The increase in remote working arrangements has also helped hollow out the city:
With the rise of remote work, the tech industry has only accelerated the urban exodus. Workers at firms like Facebook, Salesforce, Microsoft, Google, LinkedIn, and Twitter now have the option of working either from the safety of the suburbs or even further out in San Joaquin, Stanislaus, and Merced counties in the San Joaquin Valley. San Francisco is now seeing rising office vacancies, three times its pre-pandemic levels—enough to fill 17 Salesforce Towers. Things should improve eventually, but most area companies expect employees to come to the office three days a week or less, with barely one-in-five ever anticipating a return to “normal.”
But, what are the tech tycoons doing about this. Aside from moving to Texas, that is. Yesterday, we offered some of Matt Taibbi’s reflections on their attitudes. Today, we have Kotkin’s.
He remarks that these hyperrich buffoons have no real civic spirit. They are not giving back to their communities. They do not care about the school systems or the crime rate. They are so thoroughly leftist that they are beholden to the radical politicians who run the places:
One might think the new hegemons would push back against the policies driving these trends. But unlike the corporate old guard, the tech moguls—like Twitter’s Jack Dorsey—often see themselves as rich, but woke, radicals, donating millions to left-wing organizations and committing their companies to progressive social causes. For all their supposed altruism, San Francisco’s elite is generally not doing what earlier generations might have done, like pushing to improve performance in schools or restoring basic public order. Such moves would discomfit their allies in the teacher’s unions and anti-police activist groups.
Why? Kotkin suggests that they do not really live in the cities. They live in their own private oases, surrounded by security, untouched by the urban rot that surrounds them. In the past this would have been called, whistling past the graveyard.
Perhaps it’s because these oligarchs have no fundamental stake in the city. Their wealth insulates them from the worst urban problems and allows them to maintain numerous residences. Meanwhile, Silicon Valley’s reliance on indentured “technocoolies” from overseas, now three-quarters of their “domestic” workforce, reduces any interest in the native population.
Can cities come back? Can they recover their past glory. Both Kotkin and Shellenberger hedge their bets:
Is there a way back from dystopia for once-great cities like San Francisco? “Heroism,” Shellenberger writes, “is not the absence of victimization but the overcoming of it.” Cities can come back, but they first must become civil. They can overcome the rise of telework, just as they have bounced back from past crises and outbreaks of disorder, by improving conditions on the ground. Only by making urbanity safer and cleaner and by addressing the economic concerns of the many rather than appeasing the discordant fewer, can cities restore their promise in the coming decade.
But as Schellenberger notes, that will require as much as change of mind as a change of policy.
2 comments:
Of course, this has nothing to do with progressivism, It is radicalism disguised as progressivism.
I vehemently disagree.

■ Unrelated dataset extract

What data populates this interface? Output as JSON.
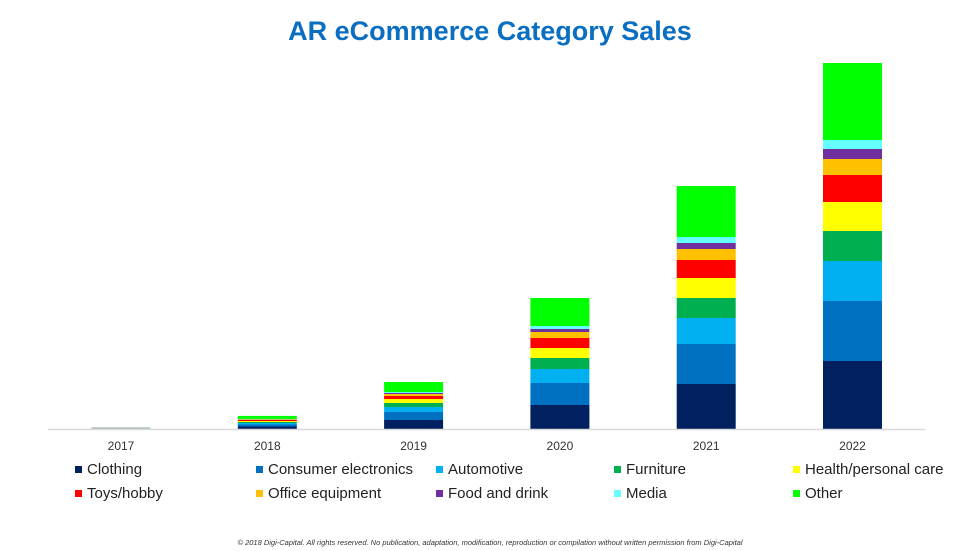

Progressivism has always been thus. "We have some social theory that requires throwing out the old and forcing you to conform to the new," is at the very heart of the "progress" in Progressivism. The social theory has changed, but the "tear it down and do what we say" part has not.
As I keep saying, the word "Progressive" always reminds me of the word "CANCER".
"San Francisco’s homeless population grew by 32%, despite the city tripling its funds to address homelessness." It didn't "address" it, it ENCOURAGED it. (The STUPID is STRONG in Frisco...)
I have to wonder why intelligent people stay there.
"Such moves would discomfit their allies in the teacher’s unions and anti-police activist groups." The Teacher's unions should be defenestrated. Harsh, but necessary.